June 10, 2015 4:49:48 pm
Nepal head coach Pubudu Dassanayake wants the BCCI to support the neigbouring Himalayan nation the way it supported Sri Lanka when it was striving to become a force in international cricket.
Dassanayake, who played 11 Tests and 16 ODIs for Sri Lanka between 1993-1994, has sought more support from the powerful BCCI at a time when he is supervising Nepal’s first official camp in India.
“I would want to put this matter into perspective. I vividly remember, how the Indian board helped Sri Lanka in the early 80s. We got to play in the Duleep Trophy regularly and that really helped Sri Lankan cricket. Now we are a strong cricketing nation. I hope the BCCI does the same for India’s another neighbour Nepal,” Dassanayake told PTI from Dharamsala where his team is undergoing a 15-day camp ahead of the World T20 qualifier next month.
Further explaining his point, Dassanayake said BCCI extending a helping hand to Nepal in the aftermath of the devastating earthquake shows it believes in the abilities of the team.

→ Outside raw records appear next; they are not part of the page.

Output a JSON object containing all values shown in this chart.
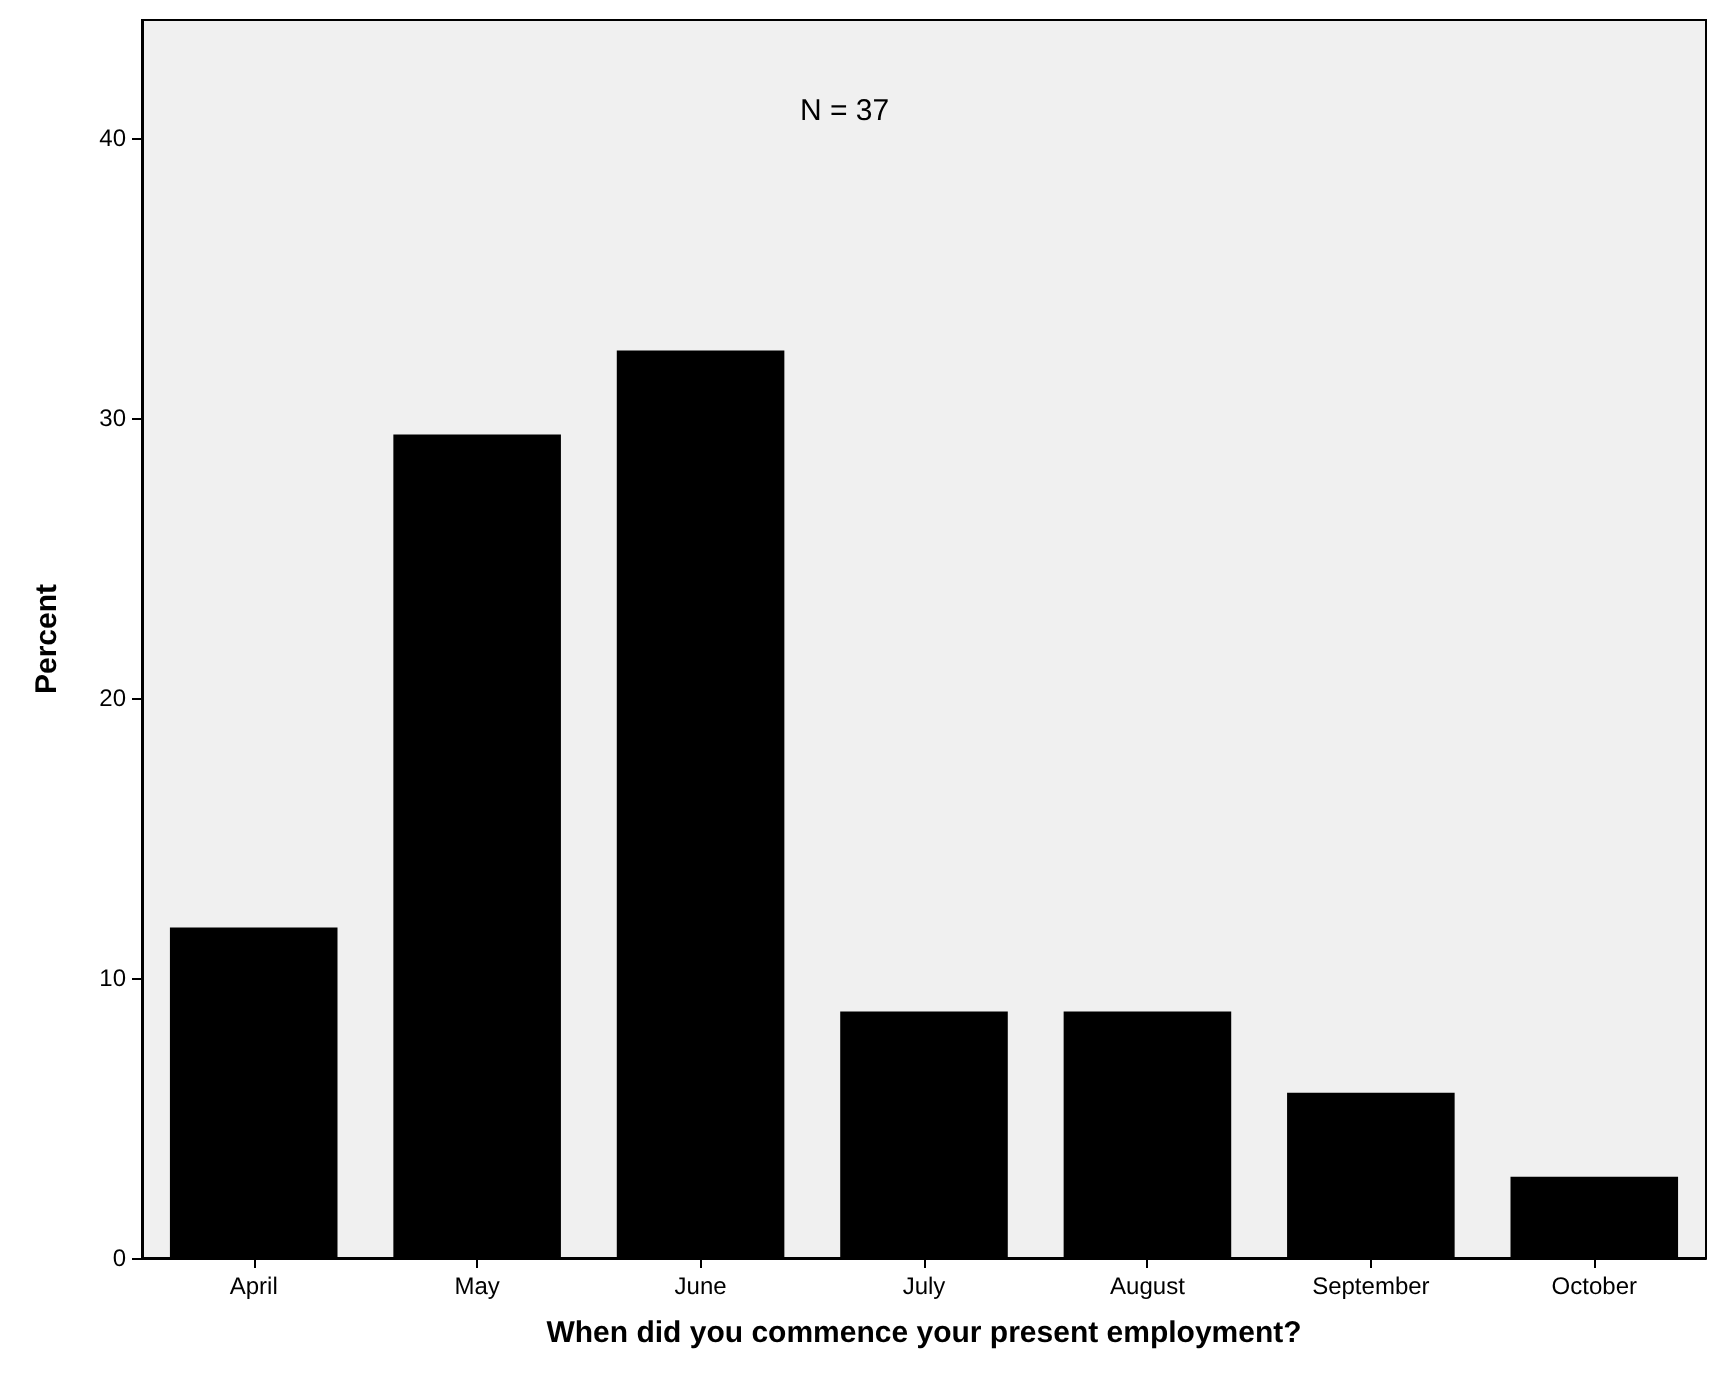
{
  "chart_data": {
    "type": "bar",
    "xlabel": "When did you commence your present employment?",
    "ylabel": "Percent",
    "categories": [
      "April",
      "May",
      "June",
      "July",
      "August",
      "September",
      "October"
    ],
    "values": [
      11.8,
      29.4,
      32.4,
      8.8,
      8.8,
      5.9,
      2.9
    ],
    "color": "#000000",
    "ylim": [
      0,
      44.2
    ],
    "yticks": [
      0,
      10,
      20,
      30,
      40
    ],
    "grid": false,
    "annotations": [
      "N = 37"
    ]
  }
}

“We were trying to approach BCCI even before but with the last World T20, Nepal showed how good they are. BCCI too are now very positive (about the team) and I am looking forward to have a longer support from them. Nepal has the capacity to become a full member country but for that to happen it needs help from full members around,” said the Kandy-born player turned coach.
Nepal made its presence felt on the big stage by qualifying for the World T20 in Bangladesh in 2014.
Dassanayake is confident of another qualification for the 2016 edition but says the team could take at least 6-8 years to become a force to reckon with.
“Within 6 to 8 years, Nepal can be a strong outfit. They have the capacity, the talent is there like any other Asian country. What is missing is the structure, things like proper tournaments and good facilities. Until that happens, they will continue to tour countries for camps and competitions,” said Dassanayake, who has also coached Canada in the past and is now based out of the North American nation.
Dassanayake’s predecessor in Nepal was fellow Sri Lankan and Sri Lanka’s first ever batting great Roy Dias. He took over from Dias after coaching Canada to the 2011 World Cup.
Though he now lives in Canada, Dassanayke is enjoying his time in Nepal more.
“I am enjoying my job with Nepal more than my stint with the Canadian team. I did not enjoy as much in Canada probably because of the culture differences. Plus Nepal is a country that you cannot miss. There is so much interest in the game. When there is a game in Kathmandu, the small stadium there is packed. The people want to know about the players,” he said.